Perhaps I should have said, “The sun has risen, the winter is nearly over.” A million things still stand between us, the winter crew and station opening. The first flight is not due in for another four weeks. Before then, 3 kilometers (2 miles) of runway need to be groomed and a dozen outbuildings opened, heated and dug out. An end-of-season report looms over my head and ARO’s standard operating procedures have to be revised and rewritten for the incoming station chief and technician. Hundreds of air sample flasks need to be packaged and prepared for delivery, the solar radiation equipment installed, the carpets vacuumed… and the list goes on.
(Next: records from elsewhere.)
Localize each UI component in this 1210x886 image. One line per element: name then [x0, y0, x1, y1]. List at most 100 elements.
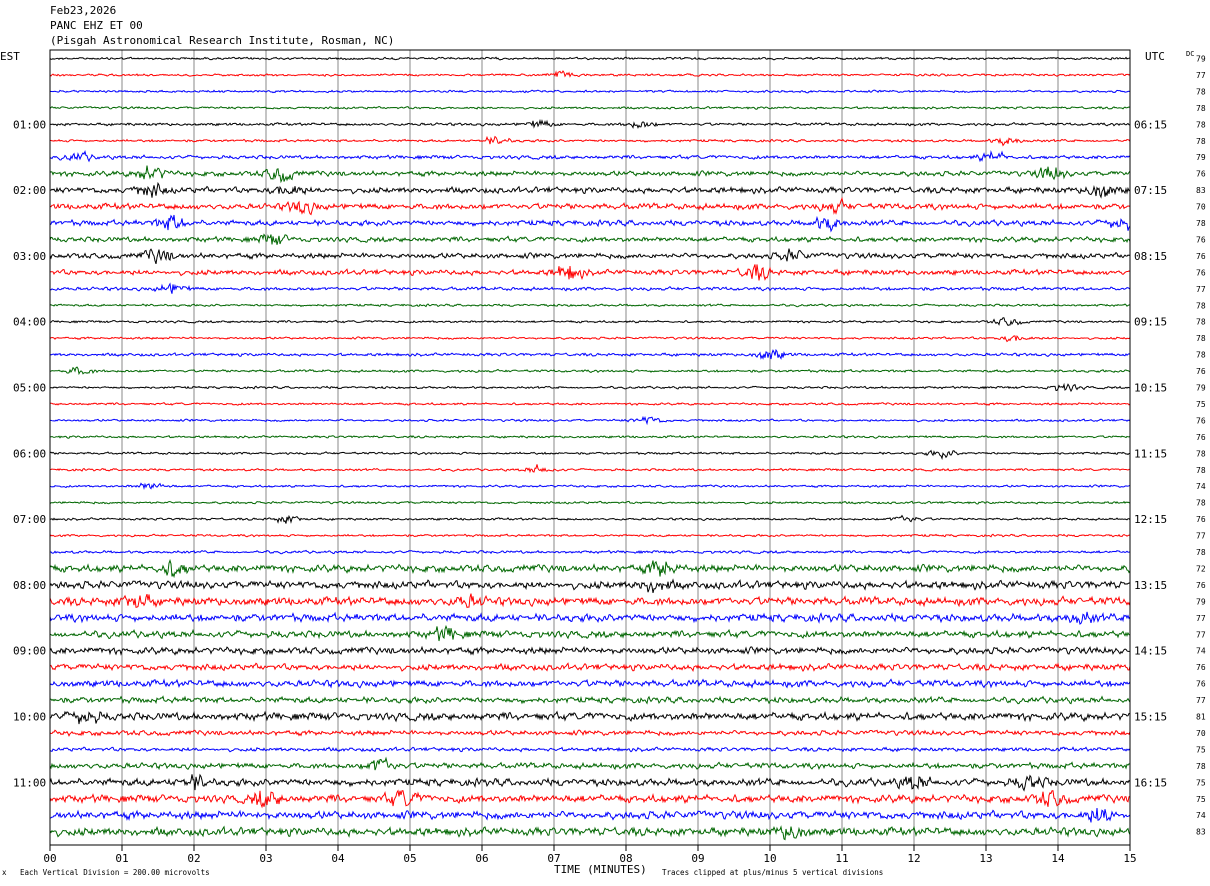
dc-value: 70 — [1196, 729, 1206, 738]
dc-value: 77 — [1196, 71, 1206, 80]
dc-value: 77 — [1196, 696, 1206, 705]
dc-value: 78 — [1196, 219, 1206, 228]
right-hour-label: 08:15 — [1134, 250, 1167, 263]
dc-value: 78 — [1196, 120, 1206, 129]
seismic-trace — [49, 773, 1131, 792]
seismic-trace — [49, 214, 1131, 233]
seismic-trace — [49, 105, 1131, 110]
right-timezone-label: UTC — [1145, 50, 1165, 63]
seismic-trace — [49, 303, 1131, 308]
x-tick-label: 09 — [691, 852, 704, 865]
seismic-trace — [49, 348, 1131, 360]
seismic-trace — [49, 56, 1131, 61]
x-tick-label: 06 — [475, 852, 488, 865]
seismic-trace — [49, 533, 1130, 538]
dc-value: 75 — [1196, 400, 1206, 409]
dc-value: 76 — [1196, 680, 1206, 689]
seismic-trace — [49, 165, 1131, 184]
dc-value: 78 — [1196, 449, 1206, 458]
x-tick-label: 04 — [331, 852, 345, 865]
dc-value: 74 — [1196, 482, 1206, 491]
left-hour-label: 03:00 — [13, 250, 46, 263]
dc-value: 76 — [1196, 170, 1206, 179]
left-hour-label: 10:00 — [13, 711, 46, 724]
seismic-trace — [49, 611, 1131, 625]
right-hour-label: 14:15 — [1134, 645, 1167, 658]
seismic-trace — [49, 808, 1131, 823]
dc-value: 70 — [1196, 203, 1206, 212]
dc-value: 78 — [1196, 301, 1206, 310]
dc-value: 76 — [1196, 268, 1206, 277]
seismic-trace — [49, 500, 1131, 505]
x-tick-label: 01 — [115, 852, 128, 865]
dc-value: 75 — [1196, 795, 1206, 804]
clip-note: Traces clipped at plus/minus 5 vertical … — [662, 868, 884, 877]
seismic-trace — [49, 482, 1131, 491]
x-tick-label: 08 — [619, 852, 632, 865]
seismic-trace — [49, 89, 1131, 94]
dc-value: 81 — [1196, 713, 1206, 722]
x-tick-label: 05 — [403, 852, 416, 865]
left-hour-label: 09:00 — [13, 645, 46, 658]
left-hour-label: 02:00 — [13, 184, 46, 197]
seismic-trace — [49, 678, 1131, 689]
dc-value: 76 — [1196, 252, 1206, 261]
right-hour-label: 09:15 — [1134, 316, 1167, 329]
dc-value: 77 — [1196, 630, 1206, 639]
x-tick-label: 10 — [763, 852, 776, 865]
right-hour-label: 07:15 — [1134, 184, 1167, 197]
seismic-trace — [50, 317, 1131, 327]
dc-value: 72 — [1196, 564, 1206, 573]
dc-value: 83 — [1196, 186, 1206, 195]
dc-value: 79 — [1196, 597, 1206, 606]
seismic-trace — [49, 729, 1131, 737]
dc-value: 79 — [1196, 384, 1206, 393]
left-hour-label: 11:00 — [13, 776, 46, 789]
x-tick-label: 13 — [979, 852, 992, 865]
dc-value: 78 — [1196, 351, 1206, 360]
seismic-trace — [49, 366, 1131, 376]
seismic-trace — [49, 710, 1131, 725]
dc-value: 78 — [1196, 334, 1206, 343]
seismic-trace — [49, 645, 1130, 656]
seismic-trace — [49, 662, 1131, 672]
seismic-trace — [49, 825, 1131, 841]
station-location: (Pisgah Astronomical Research Institute,… — [50, 34, 395, 47]
left-hour-label: 04:00 — [13, 316, 46, 329]
seismic-trace — [49, 248, 1131, 265]
corner-mark: x — [2, 868, 7, 877]
dc-value: 76 — [1196, 367, 1206, 376]
right-hour-label: 12:15 — [1134, 513, 1167, 526]
seismic-trace — [49, 789, 1131, 809]
seismic-trace — [49, 264, 1131, 281]
seismic-trace — [50, 415, 1131, 426]
seismic-trace — [49, 449, 1131, 461]
x-axis-title: TIME (MINUTES) — [554, 863, 647, 876]
left-hour-label: 07:00 — [13, 513, 46, 526]
seismic-trace — [49, 593, 1131, 609]
dc-value: 78 — [1196, 466, 1206, 475]
plot-frame — [49, 49, 1131, 846]
dc-value: 76 — [1196, 235, 1206, 244]
seismic-trace — [49, 282, 1131, 294]
seismic-trace — [49, 578, 1131, 594]
dc-value: 77 — [1196, 285, 1206, 294]
seismic-trace — [49, 514, 1131, 524]
dc-value: 74 — [1196, 647, 1206, 656]
dc-value: 76 — [1196, 433, 1206, 442]
right-hour-label: 10:15 — [1134, 382, 1167, 395]
seismic-trace — [49, 756, 1131, 771]
dc-value: 76 — [1196, 515, 1206, 524]
seismic-trace — [49, 624, 1131, 642]
seismic-trace — [49, 149, 1131, 163]
seismic-trace — [49, 746, 1131, 753]
dc-value: 79 — [1196, 55, 1206, 64]
x-tick-label: 02 — [187, 852, 200, 865]
x-tick-label: 00 — [43, 852, 56, 865]
dc-value: 76 — [1196, 416, 1206, 425]
right-hour-label: 11:15 — [1134, 447, 1167, 460]
plot-date: Feb23,2026 — [50, 4, 117, 17]
left-hour-label: 08:00 — [13, 579, 46, 592]
seismic-trace — [49, 382, 1131, 393]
From atop the roof of Amundsen-Scott station, a South Pole winterover watches the sun break the horizon. (Photo: S. Deaton)
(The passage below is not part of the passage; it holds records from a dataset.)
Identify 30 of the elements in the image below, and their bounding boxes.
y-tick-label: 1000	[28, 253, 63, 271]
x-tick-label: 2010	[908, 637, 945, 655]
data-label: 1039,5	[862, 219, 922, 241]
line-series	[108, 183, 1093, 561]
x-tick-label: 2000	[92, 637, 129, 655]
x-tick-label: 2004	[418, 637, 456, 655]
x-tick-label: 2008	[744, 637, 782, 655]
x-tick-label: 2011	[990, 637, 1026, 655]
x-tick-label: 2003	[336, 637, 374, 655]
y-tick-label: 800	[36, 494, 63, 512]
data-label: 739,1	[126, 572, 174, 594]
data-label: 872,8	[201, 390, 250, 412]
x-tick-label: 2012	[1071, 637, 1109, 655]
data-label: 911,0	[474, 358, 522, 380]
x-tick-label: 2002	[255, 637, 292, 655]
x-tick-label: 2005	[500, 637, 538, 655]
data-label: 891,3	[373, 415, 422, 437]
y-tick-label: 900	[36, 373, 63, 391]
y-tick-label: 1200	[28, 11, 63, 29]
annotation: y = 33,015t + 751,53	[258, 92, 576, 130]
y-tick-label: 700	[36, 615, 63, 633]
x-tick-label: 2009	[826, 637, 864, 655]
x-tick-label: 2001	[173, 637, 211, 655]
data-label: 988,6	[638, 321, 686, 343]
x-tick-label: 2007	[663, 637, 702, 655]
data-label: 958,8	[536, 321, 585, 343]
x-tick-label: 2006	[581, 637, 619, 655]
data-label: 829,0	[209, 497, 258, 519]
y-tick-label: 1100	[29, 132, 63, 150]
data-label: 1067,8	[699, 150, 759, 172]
“The sun has risen, the winter is over—or so it seems?”
Less than two months stand between me, my flight off the continent and my return to civilization. It seems like freedom is just around the corner, but it isn’t. Each day ticks by second by second, and my perception of time seems to have inflated, expanded in step with the growing light, as if my newfound ability to see and observe the details of the endless polar landscape has made me hyper-aware of time, given me the power to feel each millisecond and wallow in the eternity of a single day. Though perhaps, given my growing to-do list — complete my performance evaluation, complete inventories for 10 different projects, install our all-sky camera — having time slow down for my final six weeks is a good thing.